- Security threat by insurgency shut project in early 2021
- US has provided biggest portion of $16 billion in financing
TotalEnergies SE’s potential plan to restart its liquefied natural gas project in Mozambique risks sending a $4.7 billion loan agreement with the US into review, creating a new obstacle for a project that’s struggled to get off the ground.
The U.S. Export-Import Bank, which has committed to the largest share of financing for the development of Mozambique LNG, would send the loan into review if the insurgency-plagued project were to be restarted. “If the project were to resume, any further action on financing for this transaction would require consideration and careful review by EXIM,” a senior official at the bank said in a reply to questions by Bloomberg, adding no disbursements have been made to date.
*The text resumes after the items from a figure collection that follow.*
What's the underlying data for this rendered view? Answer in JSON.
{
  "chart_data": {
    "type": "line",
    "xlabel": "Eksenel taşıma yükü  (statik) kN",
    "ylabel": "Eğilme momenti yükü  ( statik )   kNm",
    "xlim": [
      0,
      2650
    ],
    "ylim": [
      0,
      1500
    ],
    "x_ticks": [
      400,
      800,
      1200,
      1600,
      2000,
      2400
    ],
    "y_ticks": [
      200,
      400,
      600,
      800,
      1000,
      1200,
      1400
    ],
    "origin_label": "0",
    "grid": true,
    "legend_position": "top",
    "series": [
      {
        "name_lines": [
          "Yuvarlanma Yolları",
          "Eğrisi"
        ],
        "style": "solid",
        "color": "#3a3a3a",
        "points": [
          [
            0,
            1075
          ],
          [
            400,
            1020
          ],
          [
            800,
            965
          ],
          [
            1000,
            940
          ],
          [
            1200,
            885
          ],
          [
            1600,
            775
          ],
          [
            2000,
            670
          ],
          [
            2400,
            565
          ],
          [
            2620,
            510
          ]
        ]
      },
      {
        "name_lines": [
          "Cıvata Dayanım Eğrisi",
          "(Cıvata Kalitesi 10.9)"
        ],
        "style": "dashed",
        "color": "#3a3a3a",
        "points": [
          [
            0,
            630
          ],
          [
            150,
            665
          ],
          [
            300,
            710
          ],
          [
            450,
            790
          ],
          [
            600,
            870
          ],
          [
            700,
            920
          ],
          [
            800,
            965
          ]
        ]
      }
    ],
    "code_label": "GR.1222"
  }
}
Any change in funding arrangements would create a new obstacle to TotalEnergies getting the gas project back off the ground, after it was halted for more than two years following terror attacks by Islamic State-linked rebels. TotalEnergies, the operator, has been weighing a return to the site to complete the project if the security situation allows.
A spokeswoman for TotalEnergies declined to comment.
Mozambique LNG, the biggest foreign direct investment in Africa to date, was unsuccessfully challenged earlier this year in a suit claiming the financing by the UK’s government was contrary to commitments under the Paris Agreement. TotalEnergies has said Mozambique LNG could only start exports of the fuel by 2027 at the earliest.
Exim’s board approved the loan in May 2020, during Donald Trump’s presidency, saying that it would support 68 US suppliers and 16,700 American jobs through involvement in the onshore plant as well as offshore production. TotalEnergies’ project completed as much as $16 billion in funding involving a score of banks.
Mozambique LNG was suspended the following year after ongoing security threats including an attack involving more than 100 rebels that raided the town of Palma nearby the site and killed dozens of people.
Total’s Chief Executive Officer Patrick Pouyanne visited the area in February and an independent report was commissioned. Jean-Christophe Rufin, a French doctor who’s been involved in humanitarian aid and diplomacy, was instructed to put together the study on the situation in the Cabo Delgado province, where the project is located.
A resumption of the project, which has been estimated to require investment of at least $20 billion, would come at a critical time for Mozambique, whose entire annual gross domestic product is below that amount. TotalEnergies owns 26.5% of the venture.
The company also plans on keeping costs from escalating. While “contractors are impatient,” the consortium that owns the project “will take as long as it takes,” a TotalEnergies spokesperson said in a May 16 reply to questions.